Acerca da nossa hipótese, não encontramos, em nossa coleta de dados, citações de Carl
Schmitt com relação direta à defesa dos regimes autoritários brasileiros. Quando essa defesa se
dava, era de maneira rasa, apenas adotando os termos difundidos pelos regimes – Estado Novo
e Ditadura Militar. Aqui a importância de Francisco Campos, que participou da criação desses
discursos de justificação. Alguns dos doutrinadores esboçavam certo desconforto em alguns
momentos, como Pontes de Miranda (1967d, p. 109) - mas era raro. Uma explicação possível
para o fato de não termos encontrado a utilização de ideias de Carl Schmitt diretamente na
defesa dos regimes autoritários pelos constitucionalistas é a de que a nossa análise, no presente
capítulo, ficou restrita às citações diretas. Outra possibilidade é relativa ao tipo de obra
analisada. Os manuais de direito constitucional, destinados aos estudantes, e os comentários às
Constituições não seriam o meio mais apropriado para defender de regimes autoritários. Tal
poderia ser feita, de maneira mais eficiente, por outros meios, como em discursos, palestras –
como o fez Francisco Campos, registrados na obra O Estado Nacional -, ou em obras que
analisassem especifica e unicamente o fenômeno da democracia ou do estado de exceção.

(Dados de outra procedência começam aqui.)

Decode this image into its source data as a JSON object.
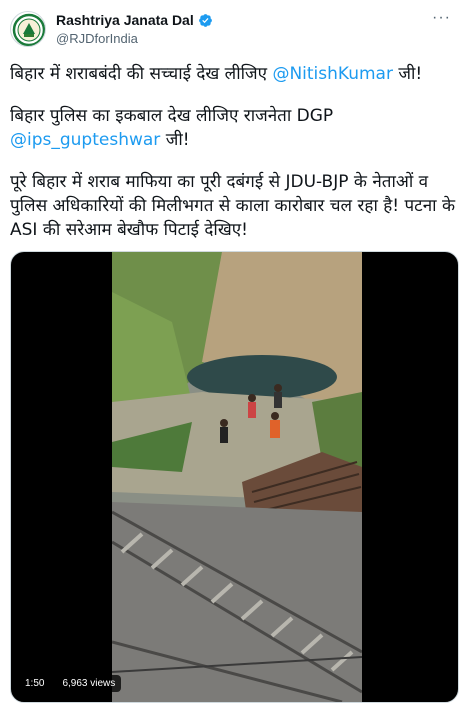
{
  "account": {
    "name": "Rashtriya Janata Dal",
    "handle": "@RJDforIndia"
  },
  "tweet": {
    "line1_text": "बिहार में शराबबंदी की सच्चाई देख लीजिए ",
    "line1_mention": "@NitishKumar",
    "line1_suffix": " जी!",
    "line2_text": "बिहार पुलिस का इकबाल देख लीजिए राजनेता DGP ",
    "line2_mention": "@ips_gupteshwar",
    "line2_suffix": " जी!",
    "line3_text": "पूरे बिहार में शराब माफिया का पूरी दबंगई से JDU-BJP के नेताओं व पुलिस अधिकारियों की मिलीभगत से काला कारोबार चल रहा है! पटना के ASI की सरेआम बेखौफ पिटाई देखिए!"
  },
  "video": {
    "duration": "1:50",
    "views": "6,963 views"
  },
  "colors": {
    "link": "#1d9bf0",
    "verified": "#1d9bf0"
  }
}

Acreditamos ter sido importante analisar a doutrina constitucional brasileira de 1930-
1970. Forneceu-nos uma visão mais ampla sobre a recepção da obra de Carl Schmitt no Brasil,
evitando possíveis automatismos ou pressuposições acerca de tal fenômeno. Tal análise, é
preciso ressaltar, não nos apresenta conclusões definitivas, por não ter sido possível analisar a
totalidade das obras dos autores da época delimitada. A pesquisa, infelizmente, é limitada neste
sentido. Mas entendemos que se justifica como um início nesse caminho, já trazendo
contribuições parciais para a compreensão da recepção das ideias de Carl Schmitt no direito
constitucional brasileiro.
134
CONSIDERAÇÕES FINAIS
Conforme exposto, na presente monografia, buscamos compreender a recepção das
ideias de Carl Schmitt no direito constitucional brasileiro, no período compreendido entre 1930
a 1970. A nossa hipótese central é a de que as ideias de Schmitt foram utilizadas por juristas
brasileiros para defender os governos autoritários do Estado Novo e da ditadura militar.

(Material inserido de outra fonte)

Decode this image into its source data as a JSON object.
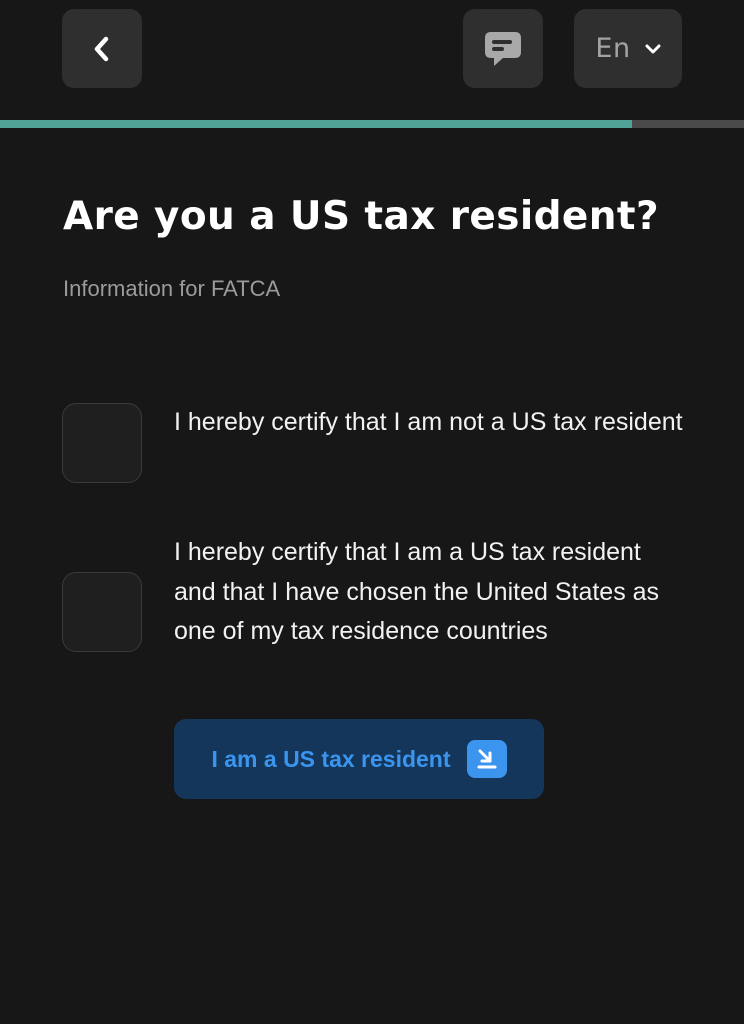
{
  "header": {
    "back_icon": "chevron-left-icon",
    "chat_icon": "chat-bubble-icon",
    "language": "En",
    "language_icon": "chevron-down-icon"
  },
  "progress": {
    "value_percent": 85,
    "fill_color": "#4fa397",
    "track_color": "#4a4a4a"
  },
  "page": {
    "title": "Are you a US tax resident?",
    "subtitle": "Information for FATCA"
  },
  "options": [
    {
      "label": "I hereby certify that I am not a US tax resident",
      "checked": false
    },
    {
      "label": "I hereby certify that I am a US tax resident and that I have chosen the United States as one of my tax residence countries",
      "checked": false
    }
  ],
  "cta": {
    "label": "I am a US tax resident",
    "icon": "download-document-icon",
    "background": "#14365a",
    "text_color": "#3b95ef"
  },
  "colors": {
    "background": "#171717",
    "button_surface": "#2f2f2f",
    "accent": "#4fa397"
  }
}
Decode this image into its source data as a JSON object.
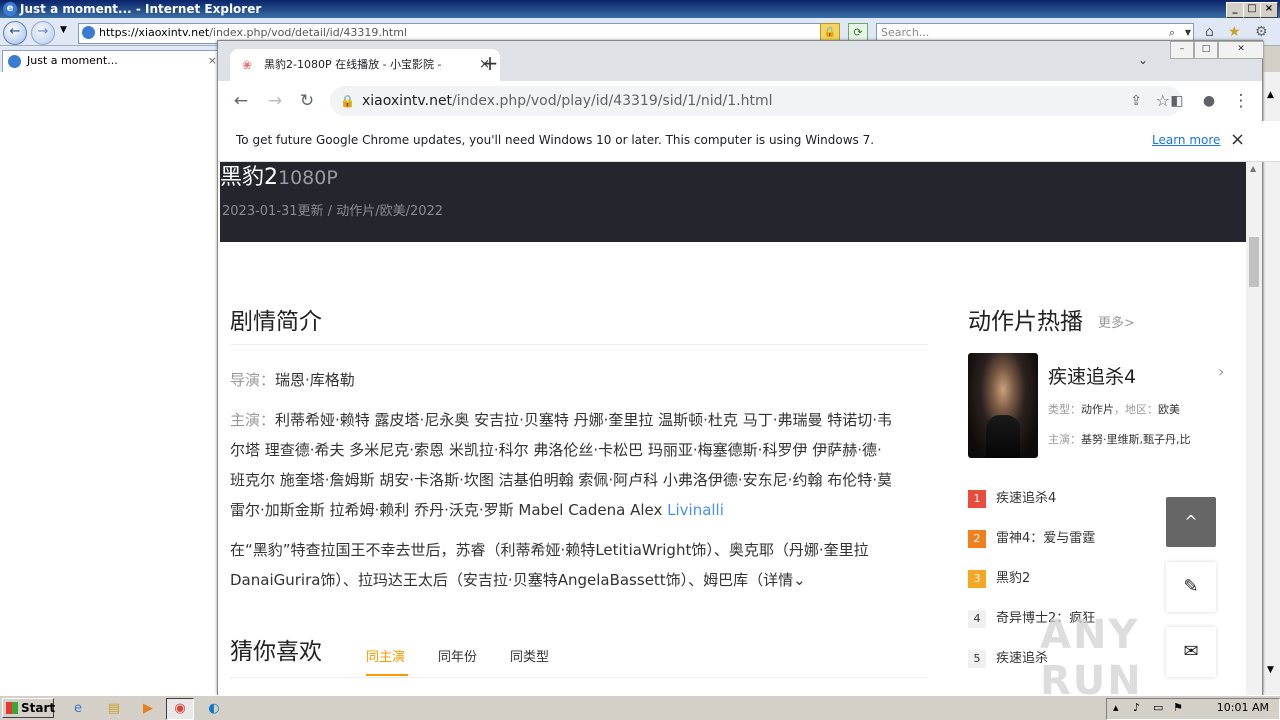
{
  "ie": {
    "title": "Just a moment... - Internet Explorer",
    "address": {
      "prefix": "https://xiaoxintv.net",
      "rest": "/index.php/vod/detail/id/43319.html"
    },
    "search_placeholder": "Search...",
    "tab_label": "Just a moment...",
    "tab_close": "×"
  },
  "chrome": {
    "tab_title": "黑豹2-1080P 在线播放 - 小宝影院 -",
    "tab_close": "×",
    "new_tab": "+",
    "tab_menu": "⌄",
    "url_host": "xiaoxintv.net",
    "url_path": "/index.php/vod/play/id/43319/sid/1/nid/1.html",
    "infobar_text": "To get future Google Chrome updates, you'll need Windows 10 or later. This computer is using Windows 7.",
    "infobar_link": "Learn more",
    "infobar_close": "×"
  },
  "page": {
    "title": "黑豹2",
    "quality": "1080P",
    "meta": "2023-01-31更新 / 动作片/欧美/2022",
    "plot_heading": "剧情简介",
    "director_label": "导演：",
    "director": "瑞恩·库格勒",
    "cast_label": "主演：",
    "cast_line1": "利蒂希娅·赖特 露皮塔·尼永奥 安吉拉·贝塞特 丹娜·奎里拉 温斯顿·杜克 马丁·弗瑞曼 特诺切·韦",
    "cast_line2": "尔塔 理查德·希夫 多米尼克·索恩 米凯拉·科尔 弗洛伦丝·卡松巴 玛丽亚·梅塞德斯·科罗伊 伊萨赫·德·",
    "cast_line3": "班克尔 施奎塔·詹姆斯 胡安·卡洛斯·坎图 洁基伯明翰 索佩·阿卢科 小弗洛伊德·安东尼·约翰 布伦特·莫",
    "cast_line4": "雷尔·加斯金斯 拉希姆·赖利 乔丹·沃克·罗斯 Mabel Cadena Alex ",
    "cast_link": "Livinalli",
    "synopsis_line1": "在“黑豹”特查拉国王不幸去世后，苏睿（利蒂希娅·赖特LetitiaWright饰）、奥克耶（丹娜·奎里拉",
    "synopsis_line2": "DanaiGurira饰）、拉玛达王太后（安吉拉·贝塞特AngelaBassett饰）、姆巴库（详情⌄",
    "guess_heading": "猜你喜欢",
    "guess_tabs": [
      "同主演",
      "同年份",
      "同类型"
    ]
  },
  "sidebar": {
    "title": "动作片热播",
    "more": "更多>",
    "featured": {
      "name": "疾速追杀4",
      "type_label": "类型：",
      "type": "动作片",
      "region_label": "，地区：",
      "region": "欧美",
      "cast_label": "主演：",
      "cast": "基努·里维斯,甄子丹,比"
    },
    "ranks": [
      {
        "num": "1",
        "name": "疾速追杀4"
      },
      {
        "num": "2",
        "name": "雷神4：爱与雷霆"
      },
      {
        "num": "3",
        "name": "黑豹2"
      },
      {
        "num": "4",
        "name": "奇异博士2：疯狂"
      },
      {
        "num": "5",
        "name": "疾速追杀"
      }
    ]
  },
  "floating": {
    "to_top": "^",
    "brush": "✎",
    "chat": "✉"
  },
  "watermark": "ANY RUN",
  "taskbar": {
    "start": "Start",
    "clock": "10:01 AM"
  }
}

A fim de testar a hipótese, analisamos a carreira e os escritos de Francisco Campos, de
forma mais detida, no segundo capítulo, e, no terceiro capítulo, as obras de direito constituciona l
de Araújo Castro, Pedro Calmon, Manoel Gonçalves Ferreira Filho, Themistocles Cavalcanti e
Pontes de Miranda.
Dedicamos o primeiro capítulo à exposição das principais ideias de Carl Schmitt que
foram recepcionadas no direito constitucional brasileiro, contextualizando-as. Analisamos as
obras: A Ditadura, a respeito dos tipos ditadura comissária e ditadura soberana; Teologia
política, sobre Estado de Exceção e sua relação com a soberania; O Conceito do Político, onde
são trazidos os conceitos de Estado Total e do político, com suas categorias de amigo e inimigo;
e Teoria Constitucional, com os conceitos de Constituição, poder constituinte, bem como dos
elementos característicos do Estado burguês de Direito.

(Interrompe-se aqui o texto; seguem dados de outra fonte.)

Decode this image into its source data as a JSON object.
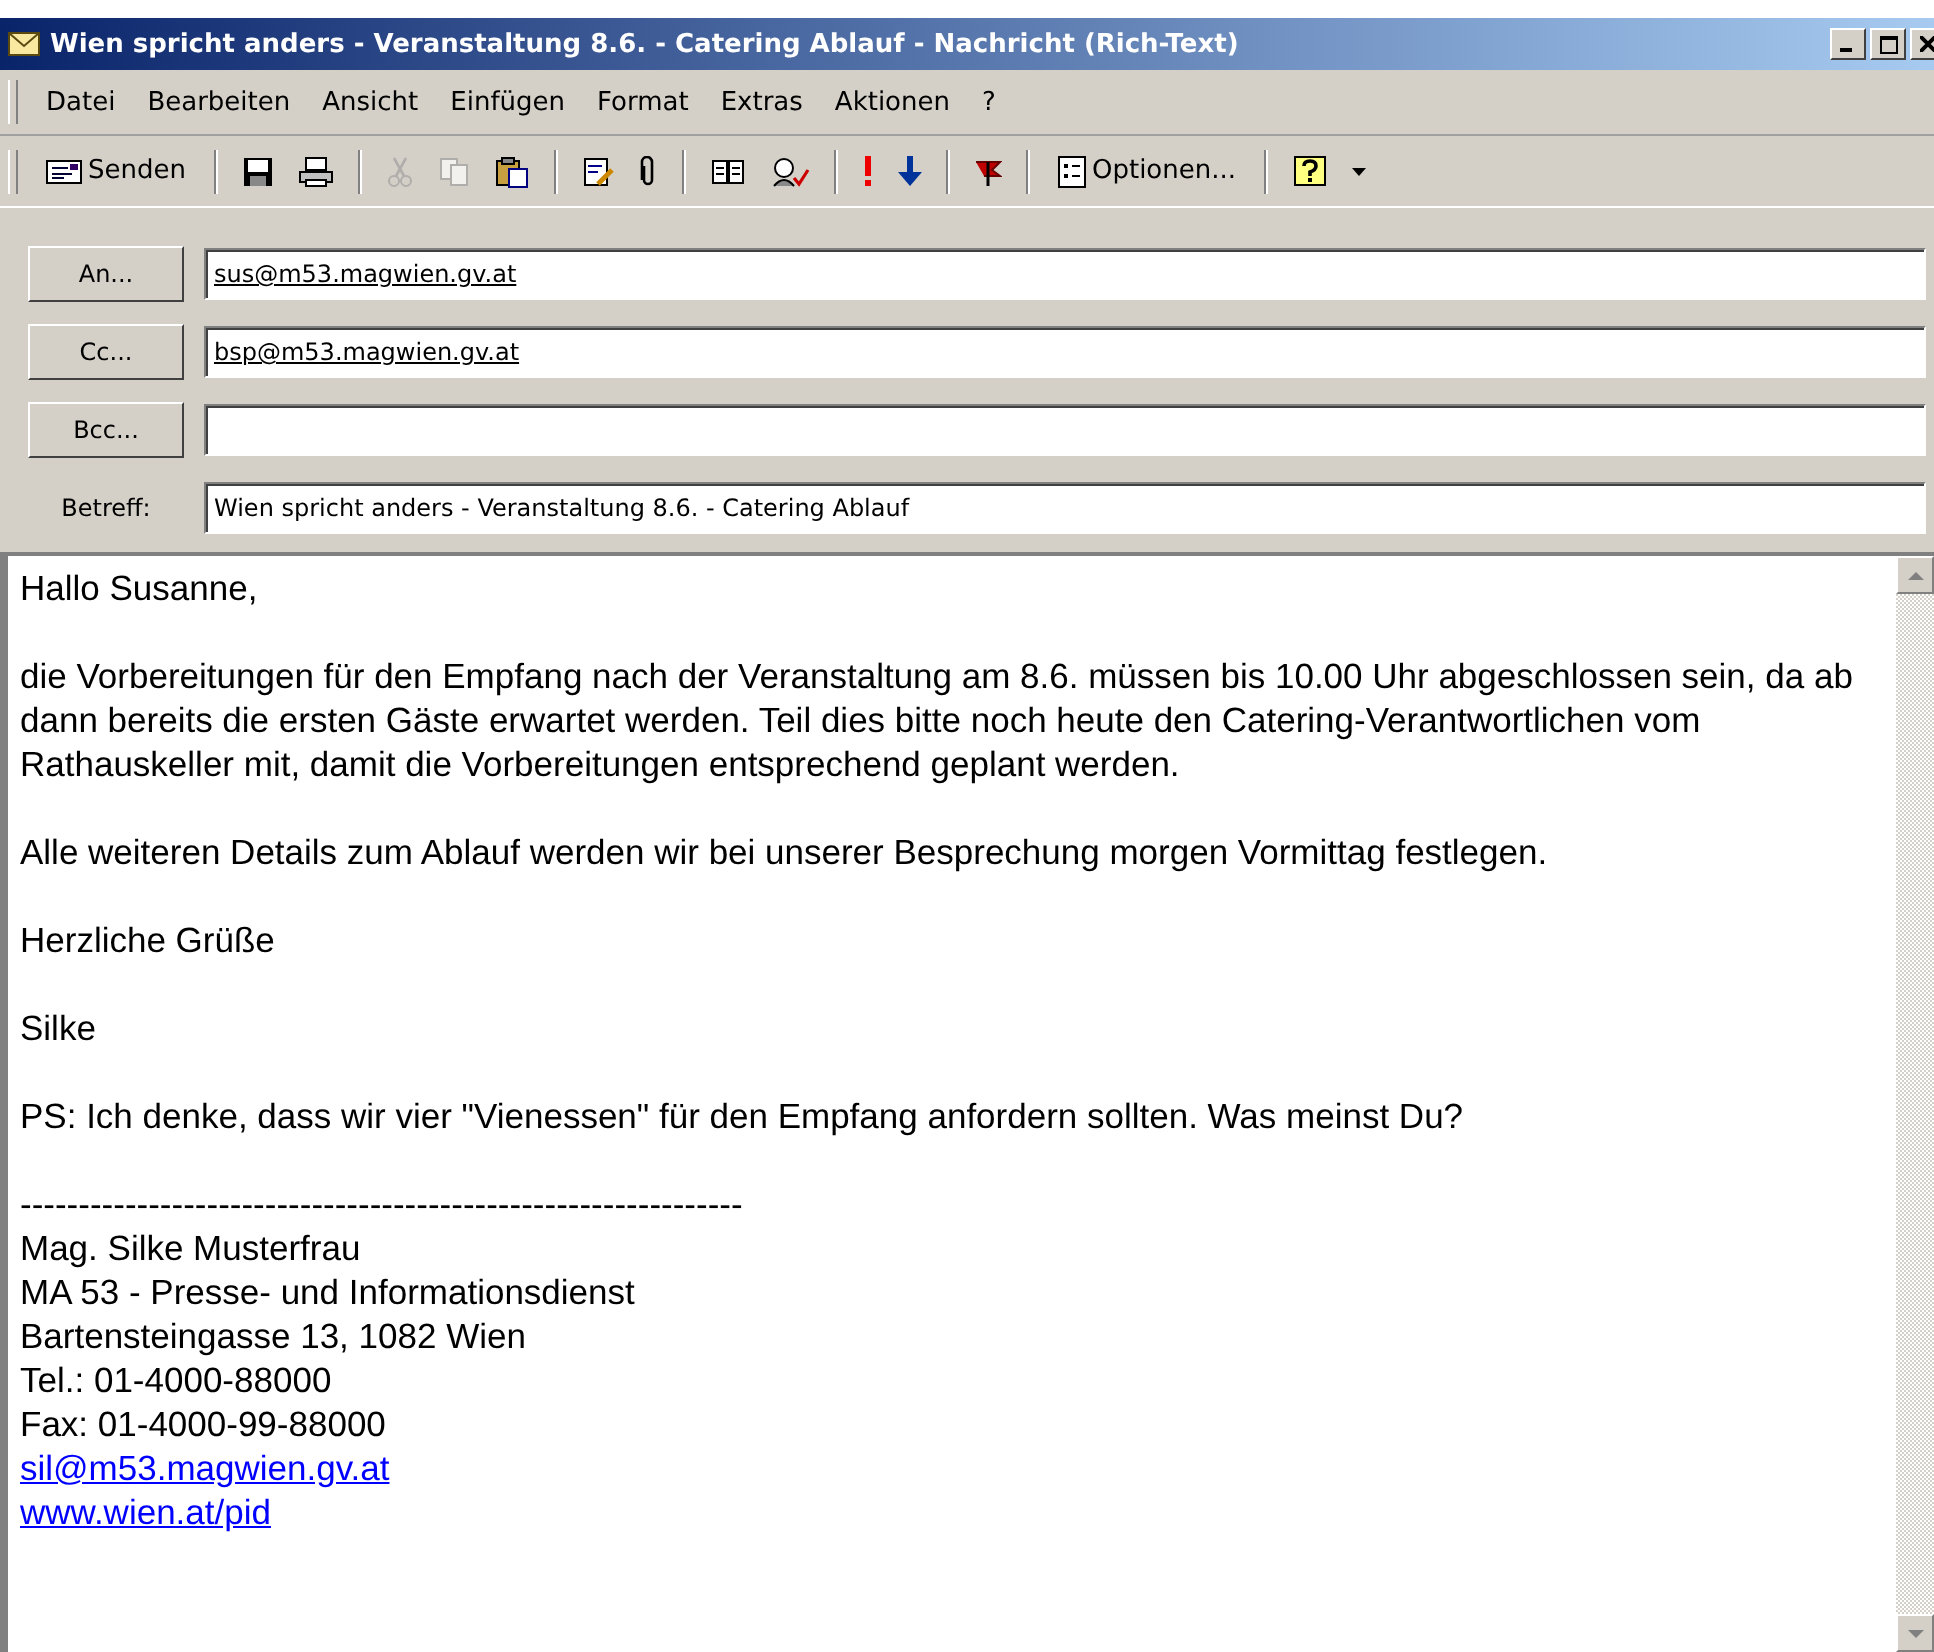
{
  "window": {
    "title": "Wien spricht anders - Veranstaltung 8.6. - Catering Ablauf - Nachricht (Rich-Text)"
  },
  "menu": [
    "Datei",
    "Bearbeiten",
    "Ansicht",
    "Einfügen",
    "Format",
    "Extras",
    "Aktionen",
    "?"
  ],
  "toolbar": {
    "send": {
      "label": "Senden"
    },
    "cut": {
      "disabled": true
    },
    "copy": {
      "disabled": true
    },
    "paste": {
      "disabled": false
    },
    "options": {
      "label": "Optionen..."
    }
  },
  "header_fields": [
    {
      "kind": "recipient",
      "button": "An...",
      "value": "sus@m53.magwien.gv.at"
    },
    {
      "kind": "recipient",
      "button": "Cc...",
      "value": "bsp@m53.magwien.gv.at"
    },
    {
      "kind": "recipient",
      "button": "Bcc..."
    },
    {
      "kind": "subject",
      "label": "Betreff:",
      "value": "Wien spricht anders - Veranstaltung 8.6. - Catering Ablauf"
    }
  ],
  "body": {
    "paragraphs": [
      "Hallo Susanne,",
      "die Vorbereitungen für den Empfang nach der Veranstaltung am 8.6. müssen bis 10.00 Uhr abgeschlossen sein, da ab dann bereits die ersten Gäste erwartet werden. Teil dies bitte noch heute den Catering-Verantwortlichen vom Rathauskeller mit, damit die Vorbereitungen entsprechend geplant werden.",
      "Alle weiteren Details zum Ablauf werden wir bei unserer Besprechung morgen Vormittag festlegen.",
      "Herzliche Grüße",
      "Silke",
      "PS: Ich denke, dass wir vier \"Vienessen\" für den Empfang anfordern sollten. Was meinst Du?"
    ],
    "signature": [
      {
        "kind": "text",
        "text": "--------------------------------------------------------------"
      },
      {
        "kind": "text",
        "text": "Mag. Silke Musterfrau"
      },
      {
        "kind": "text",
        "text": "MA 53 - Presse- und Informationsdienst"
      },
      {
        "kind": "text",
        "text": "Bartensteingasse 13, 1082 Wien"
      },
      {
        "kind": "text",
        "text": "Tel.: 01-4000-88000"
      },
      {
        "kind": "text",
        "text": "Fax: 01-4000-99-88000"
      },
      {
        "kind": "link",
        "text": "sil@m53.magwien.gv.at"
      },
      {
        "kind": "link",
        "text": "www.wien.at/pid"
      }
    ]
  }
}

Carl Schmitt escreveu essas obras durante a conturbada República de Weimar. Nesse
período, o sentimento nacionalista alemão estava abalado pelas disposições do Tratado de
Versalhes – com a derrota na 1ª Guerra Mundial; a crise economia afetava as relações sociais;
e, crescia a insatisfação de parcela da população em relação à democracia parlamentar instituída
pela Constituição de Weimar (1919). Aliada a essa situação instável, estava a previsão de
poderes do art. 48 da Constituição de Weimar, conferidos ao Presidente do Reich de decretar
situação de emergência, governando por decretos. Foi nesse contexto que Carl Schmitt escreveu
as obras aqui analisadas.
Parece-nos natural, portanto, que em meio a essa situação de instabilidade da República
de Weimar, Carl Schmitt tivesse se dedicado a estudar o tema do Estado de Exceção. Além
disso, a importante mudança política acontecida na Alemanha – passagem de monarquia para
república, com a revolução – gerou grandes debates de direito público entre juristas alemães
sobre a nova Constituição. Dentre eles estava Carl Schmitt, que escreveu a sua Teoria
Constitucional justamente apresentando a sua visão sobre esta Constituição.
135
Abordamos, ainda, a atuação de Carl Schmitt durante o terceiro Reich. Comentamos
como se deu a instauração desse regime totalitário alemão. Quando comparamos os textos de
Carl Schmitt elaborados durante a República de Weimar com os do regime nazista, verificamos
certa coerência. Já no período democrático, Schmitt criticava o sistema parlamentarista de
partidos, bem como defendia a ideia de que o Estado pudesse eliminar o seu inimigo público.
O que ocorreu, a nosso ver, durante o regime totalitário alemão, foi uma intensificação dessa
predisposição antiliberal, antidemocrática e autoritária de Carl Schmitt, aliado à inserção de
elementos da ideologia nazista, como o antissemitismo.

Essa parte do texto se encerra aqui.